Tuesday, March 07, 2006

Velatorios

Ahora que una cohorte de periodistas necrófagos tienden el cuello hacia las quijadas –y también las ijadas– de Rocío Jurado con la misma actitud, levemente distante, incluso un poco aristocrática, de una pandilla de buitres en torno a una hiena famélica, me acuerdo de la primera vez que tuve que cubrir una muerte. Fue la de Lola Flores.

La familia, a instancias de la muerta, exhibió su cadáver como unas santas reliquias mientras el pueblo de Madrid –esa entelequia zarrapastrosa compuesta por gentes que lo mismo hacen cola ante el féretro de Franco que siguen en peregrinación en el ataúd de Tierno Galván– se arracimaba, en sentido nada literal, en torno a la minúscula entrada del Centro Cultural de la Villa.

–¿De verdad tengo que ir?

La expresión de mi jefa por aquella época, una periodista esclava de la mecha desde hace 20 años, fue de lo más inflexible. Sí, tenía que ir.

Cogí un taxi que me tuvo que dejar en las inmediaciones, ya que era prácticamente imposible acceder a aquel cafarnaum grotesco compuesto, básicamente, por la hez de la sociedad.

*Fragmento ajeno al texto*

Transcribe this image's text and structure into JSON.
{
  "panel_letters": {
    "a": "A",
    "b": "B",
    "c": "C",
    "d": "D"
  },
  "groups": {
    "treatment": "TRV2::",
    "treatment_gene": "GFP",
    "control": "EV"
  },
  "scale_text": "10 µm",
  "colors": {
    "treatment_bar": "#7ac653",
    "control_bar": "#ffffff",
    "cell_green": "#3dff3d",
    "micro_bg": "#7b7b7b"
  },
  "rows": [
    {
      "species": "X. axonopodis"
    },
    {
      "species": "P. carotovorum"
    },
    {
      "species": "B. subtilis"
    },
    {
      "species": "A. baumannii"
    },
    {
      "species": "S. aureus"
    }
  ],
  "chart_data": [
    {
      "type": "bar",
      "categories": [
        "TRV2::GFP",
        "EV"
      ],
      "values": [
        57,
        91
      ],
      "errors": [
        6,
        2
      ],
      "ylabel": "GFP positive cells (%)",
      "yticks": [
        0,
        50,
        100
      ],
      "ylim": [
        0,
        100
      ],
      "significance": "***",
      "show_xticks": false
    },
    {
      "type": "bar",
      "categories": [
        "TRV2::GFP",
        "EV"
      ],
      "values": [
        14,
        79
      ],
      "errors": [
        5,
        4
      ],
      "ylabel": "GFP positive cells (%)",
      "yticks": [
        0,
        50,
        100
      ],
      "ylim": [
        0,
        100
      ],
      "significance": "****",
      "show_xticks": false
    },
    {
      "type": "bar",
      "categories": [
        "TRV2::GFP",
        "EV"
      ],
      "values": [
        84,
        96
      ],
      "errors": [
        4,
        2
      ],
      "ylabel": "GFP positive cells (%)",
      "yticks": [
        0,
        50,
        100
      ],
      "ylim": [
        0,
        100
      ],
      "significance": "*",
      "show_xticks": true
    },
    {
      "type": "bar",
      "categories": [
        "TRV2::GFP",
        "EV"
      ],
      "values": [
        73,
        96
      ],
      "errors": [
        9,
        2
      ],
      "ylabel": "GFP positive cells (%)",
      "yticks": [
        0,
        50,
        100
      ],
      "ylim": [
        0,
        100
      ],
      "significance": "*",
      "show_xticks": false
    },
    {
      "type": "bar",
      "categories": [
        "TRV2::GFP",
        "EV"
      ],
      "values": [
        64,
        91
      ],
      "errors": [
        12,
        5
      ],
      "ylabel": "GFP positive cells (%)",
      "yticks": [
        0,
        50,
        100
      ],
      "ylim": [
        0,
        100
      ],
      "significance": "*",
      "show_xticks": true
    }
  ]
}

La expresión “una barrera infranqueable” nunca ha sido tan elocuente. Después de pelearme con una representante de la España profunda –siempre y cuando consideremos que las cloacas son un ejemplo de costumbrismo cañí– y zafarme de unas garras que parecían escapadas de un remake manchego de Las manos de Orlac, conseguí entrar a las catacumbas. El Centro Cultural de la Villa estaba lleno hasta reventar de celebrities: Cari Lapique, muerta de la risa mientras hablaba por su Motorola hasta que se transformaba en una virgen doliente en cuanto vislumbraba el piloto de una cámara en lontananza; Bibí Andersen, que acudió en calidad de acompañante de su inseparable director-llavero, que se encerró en un cuarto de baño con un amigo suyo que, al parecer, se dedicaba al tráfico de maquillaje; I. P., la innombrable, que no tuvo el menor reparo en meterse el dedo índice en el globo ocular izquierdo para provocarse las lágrimas; las hijas de la finada… Un auténtico retablo de los horrores.

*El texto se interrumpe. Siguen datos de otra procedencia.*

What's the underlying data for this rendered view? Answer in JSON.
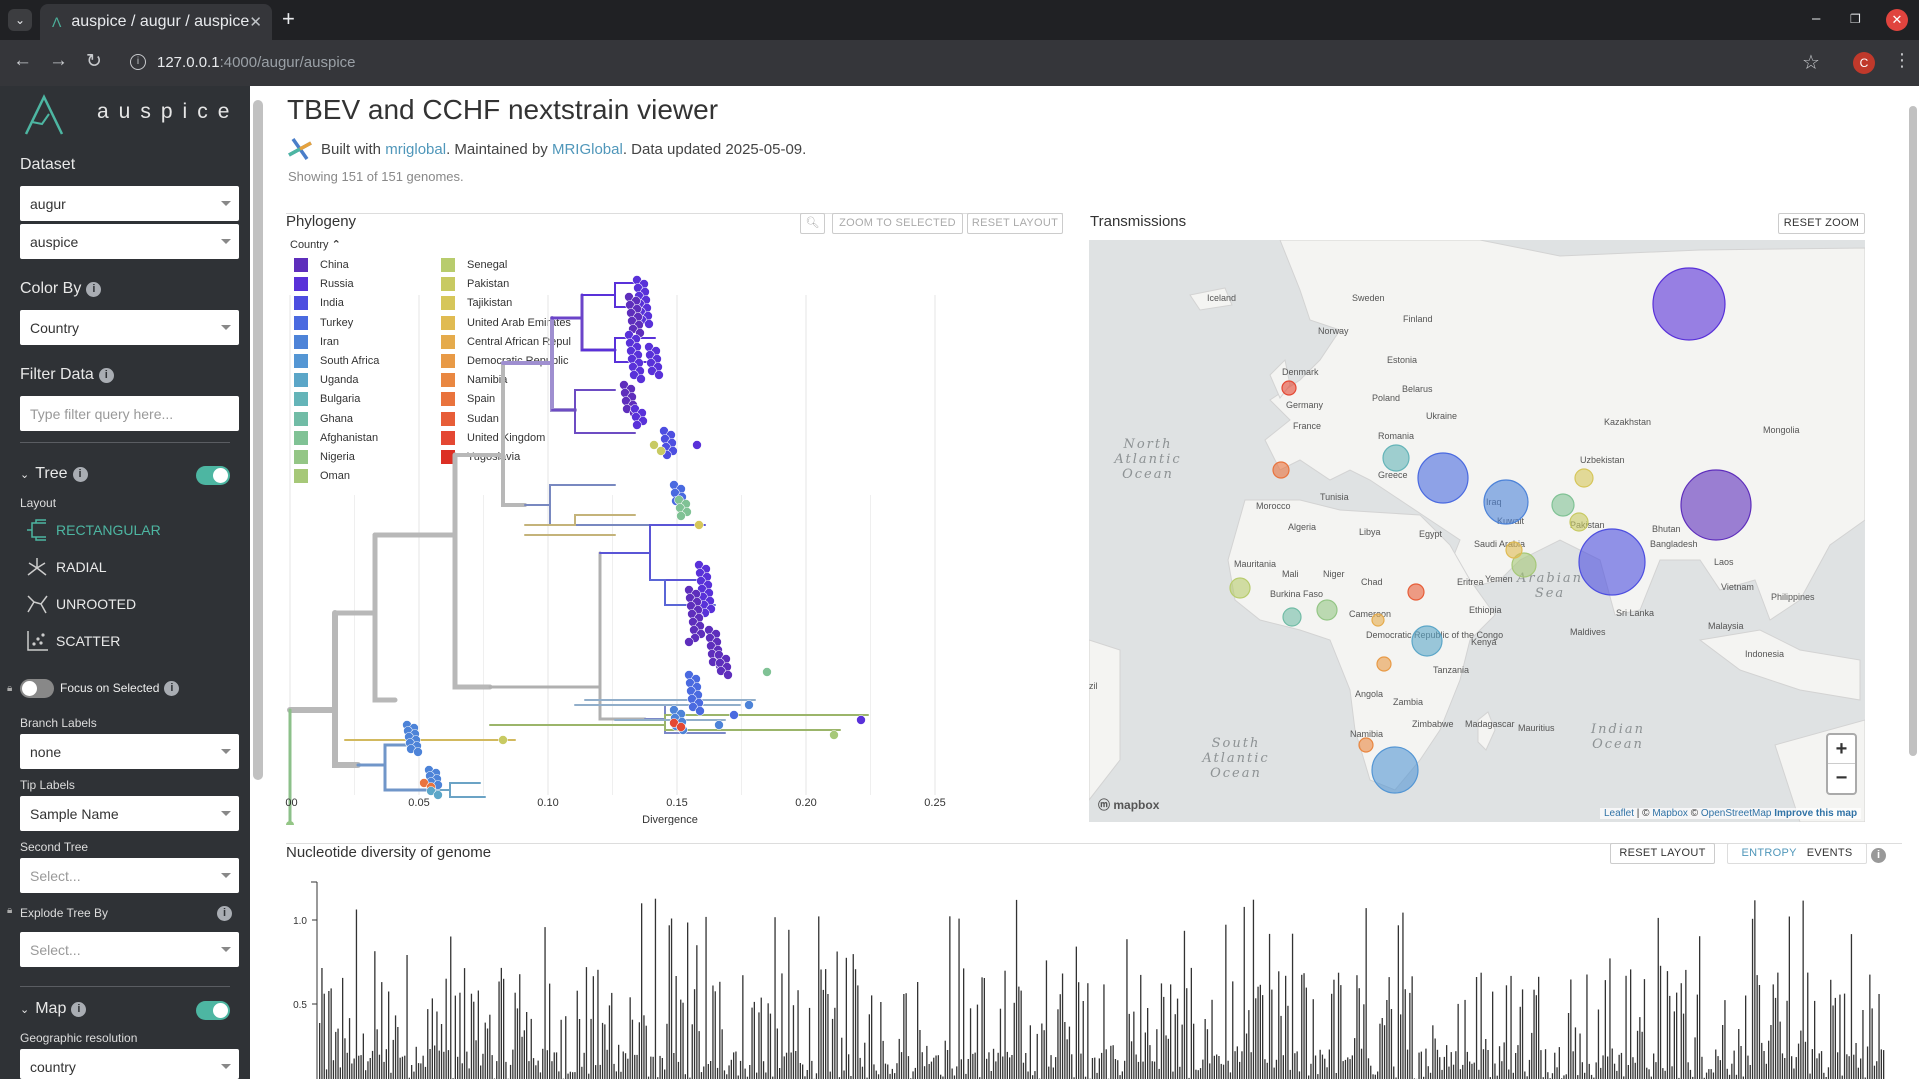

Pero lo peor, con diferencia, eran –éramos– los periodistas. Todos, inclinados sobre el féretro, comentado con actitud Chenoa (“Cuando tú vas / yo vengo de allí…”) el color de las fosas nasales de aquel cadáver, el precio del ataúd, las varices de algún antiguo pilar del régimen… Dábamos escalofríos. Y todos, hablando con un tono untuoso, como melaza untada sobre una tostada francesa, mientras nos dirigíamos unos a otros preguntas retóricas del tipo: “¿Fuiste a la presentación de… o al estreno de…? ¡Qué horror! Seguro que he estado en velatorios más aburriiiiidos, pero ahora no recuerdo cuándo. ¿Te importa apartarte un poquito, bonita? Huy, mira quién ha llegado. Chicas, llegó Fedora”.

Pues bien, ése es exactamente el tono que reconozco cada día en los periodistas que cubren la agonía de La más grande. Las mismas frases hechas, los mismos guiños a la cámara, el mismo tono superficialmente amargo a lo Luna nueva, pero con más caspa… ¡Qué horror!